Commodity and coin market prices
- Aluminum: $2,898/ton
- Antimony (trioxide min. 99.65% fob China): $30,950/ton
- Bitcoin: $92,099
- Cobalt: $52,220/ton
- Copper: $11,620/ton
- Ethereum: $3,147
- Gold: $4,211/toz
- Lead: $2,003/ton
- Natural Gas (Nymex): $5.08/MMbtu
- WTI Crude Oil (Nymex): $59.44/barrel
- Zinc: $3,098/ton
China
- China's customs agency released new data showing that its accumulated trade surplus with the rest of the world surpassed $1 trillion for the first time in November.
- China's exports to the U.S. fell by a third due to new tariffs and preemptive shifts in anticipation of further trade escalation between the world's two largest economies. But China still sells three times more to the U.S. than it buys from its rival. It also substantially increased its exports of cheap goods to other markets, including its Southeast Asian neighbors and Europe.
- Separately, Japan complained that Chinese J-15 fighter jets locked radar on Japanese aircraft in two separate incidents over the weekend. Radar locking is widely considered a threat because it could precede an air-to-air strike. It's seen as particularly intimidating when tensions are high - as they are between Japan and China now.
Benin
- Several Beninois military officers under Lt. Col. Pascal Tigri attempted a coup yesterday, but were thwarted by their fellow soldiers backed by Nigerian air and ground support.

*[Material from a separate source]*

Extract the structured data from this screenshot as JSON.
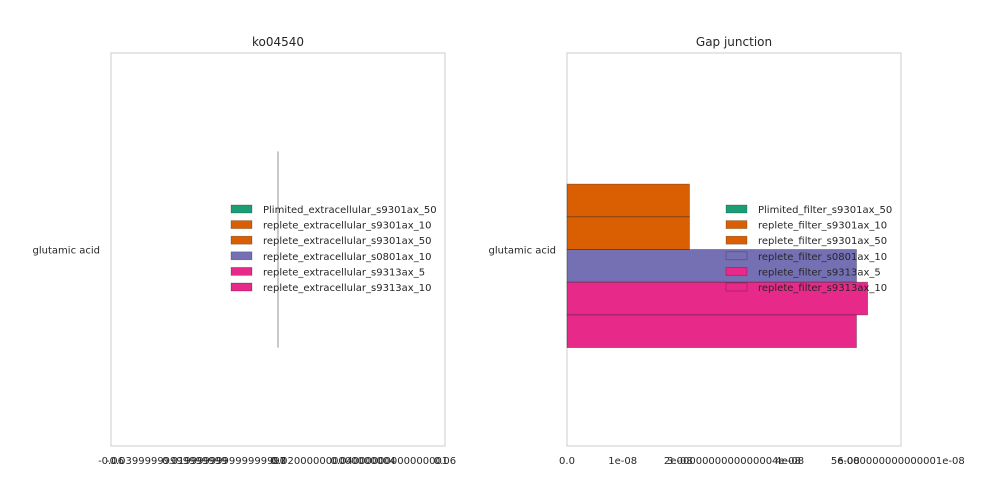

- Benin has been a relatively stable democracy since an authoritarian era ended in 1991, but Pres. Patrice Talon has recently taken several backward steps to extend his party's rule and weaken opposition rivals.
- Tigri and the other plotters apparently resented those anti-democratic moves and sought to fight them by overthrowing Talon (which doesn't seem very democratic either).
Nigeria
- Nigerian authorities secured the release of 100 of the schoolkids who were kidnapped from a Catholic school in Niger State last month. The remaining 165 abductees - 153 students and 12 teachers - are still missing.
Ukraine
- Ukrainian and U.S. officials met in Miami for another round of what both sides called "constructive discussions" about a possible Ukraine-Russia truce, and afterwards called on Russia to show some "serious commitment to long-term peace."
- Pres. Putin seems seriously uninterested in that idea, and instead ordered his troops to prepare for winter combat.
- Separately, the UN's nuclear watchdog assessed that the New Safe Confinement (NSC) shield containing Chernobyl's radioactive waste sustained damage from a Feb. 14 Russian drone strike that jeopardizes its ability to do its job. That's not to say radiation is already leaking out - just that it could start to if the NSC isn't repaired soon.
Thailand and Cambodia
- Thailand and Cambodia traded air and ground fire across their tense border as the fragile truce they signed in October began to wobble.
- The ceasefire is still largely holding - although Thailand technically suspended it last month - but it could fully unravel quickly if firing continues: both sides have warned that they're ready to retaliate if the other continues to strike.